What is the advantage of using the uniform–series compound–amount factor over using the single–payment
compound–amount factor when dealing with a uniform series?
The uniform–series compound–amount factor simplifies the calculations when dealing with a uniform
series of cash flows.
What factors does the constant–dollar interest rate take into account?
The constant–dollar interest rate (i’) incorporates both the periodic interest rate and the inflation rate.
How can Microsoft Excel be used to solve for an unknown interest rate?
Use the Goal Seek tool to solve for the interest rate.
How much would $1,000 today be worth in 20 years at an interest rate of 10% compounded annually?

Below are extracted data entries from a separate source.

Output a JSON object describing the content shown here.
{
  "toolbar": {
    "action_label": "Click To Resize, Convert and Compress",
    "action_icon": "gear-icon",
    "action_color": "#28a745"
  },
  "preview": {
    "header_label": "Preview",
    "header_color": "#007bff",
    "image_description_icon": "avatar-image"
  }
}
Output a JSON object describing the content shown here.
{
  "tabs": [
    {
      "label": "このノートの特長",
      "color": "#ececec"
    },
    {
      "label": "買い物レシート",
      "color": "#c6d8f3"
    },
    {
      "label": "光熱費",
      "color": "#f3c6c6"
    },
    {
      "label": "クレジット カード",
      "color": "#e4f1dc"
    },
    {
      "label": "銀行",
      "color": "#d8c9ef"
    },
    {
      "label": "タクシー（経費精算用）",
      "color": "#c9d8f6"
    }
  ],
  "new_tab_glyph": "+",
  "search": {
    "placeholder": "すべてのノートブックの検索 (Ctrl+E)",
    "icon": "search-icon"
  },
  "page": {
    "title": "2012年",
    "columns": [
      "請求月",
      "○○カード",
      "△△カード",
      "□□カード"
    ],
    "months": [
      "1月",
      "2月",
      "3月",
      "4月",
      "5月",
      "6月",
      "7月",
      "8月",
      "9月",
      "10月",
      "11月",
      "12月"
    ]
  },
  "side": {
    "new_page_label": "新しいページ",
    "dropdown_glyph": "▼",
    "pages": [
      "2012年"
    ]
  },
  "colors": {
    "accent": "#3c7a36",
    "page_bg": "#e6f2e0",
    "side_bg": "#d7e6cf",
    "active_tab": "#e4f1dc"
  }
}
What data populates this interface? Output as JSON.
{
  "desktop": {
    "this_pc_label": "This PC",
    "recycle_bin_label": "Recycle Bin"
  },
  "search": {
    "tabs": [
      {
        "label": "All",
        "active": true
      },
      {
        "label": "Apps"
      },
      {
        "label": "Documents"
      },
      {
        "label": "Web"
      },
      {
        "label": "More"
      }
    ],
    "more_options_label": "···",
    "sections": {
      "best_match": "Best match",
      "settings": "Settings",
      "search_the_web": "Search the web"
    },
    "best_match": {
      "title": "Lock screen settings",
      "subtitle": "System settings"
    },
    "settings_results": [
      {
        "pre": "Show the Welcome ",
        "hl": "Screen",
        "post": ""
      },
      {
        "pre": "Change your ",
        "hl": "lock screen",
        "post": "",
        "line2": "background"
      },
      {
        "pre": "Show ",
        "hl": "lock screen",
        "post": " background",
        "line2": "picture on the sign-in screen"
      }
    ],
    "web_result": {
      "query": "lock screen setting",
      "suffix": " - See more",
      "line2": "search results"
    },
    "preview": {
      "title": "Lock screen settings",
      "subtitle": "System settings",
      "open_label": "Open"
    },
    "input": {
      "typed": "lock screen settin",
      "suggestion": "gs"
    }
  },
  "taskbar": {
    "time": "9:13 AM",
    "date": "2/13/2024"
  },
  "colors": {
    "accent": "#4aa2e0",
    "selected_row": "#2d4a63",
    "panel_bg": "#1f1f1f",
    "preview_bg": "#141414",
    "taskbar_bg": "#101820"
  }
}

From Table E–15 (Figure 15–2 in the text), the compound amount factor for 20 years is 6.7275. The
$1,000 would be worth $6,727.50 ($1,000 × 6.7275).
How do taxes affect the interest earned on investments?
While money is in the bank earning interest, taxes on the interest are reducing the growth of the money
by the amount paid in taxes.
When using the uniform–series sinking–fund factor, when does the last cash flow in the uniform series occur?
The last cash flow for the uniform series occurs at the same point in time as the future value.
When using the uniform–series present–worth factor, when does the present value occur?
The present value occurs one period prior to the first cash flow in the uniform series.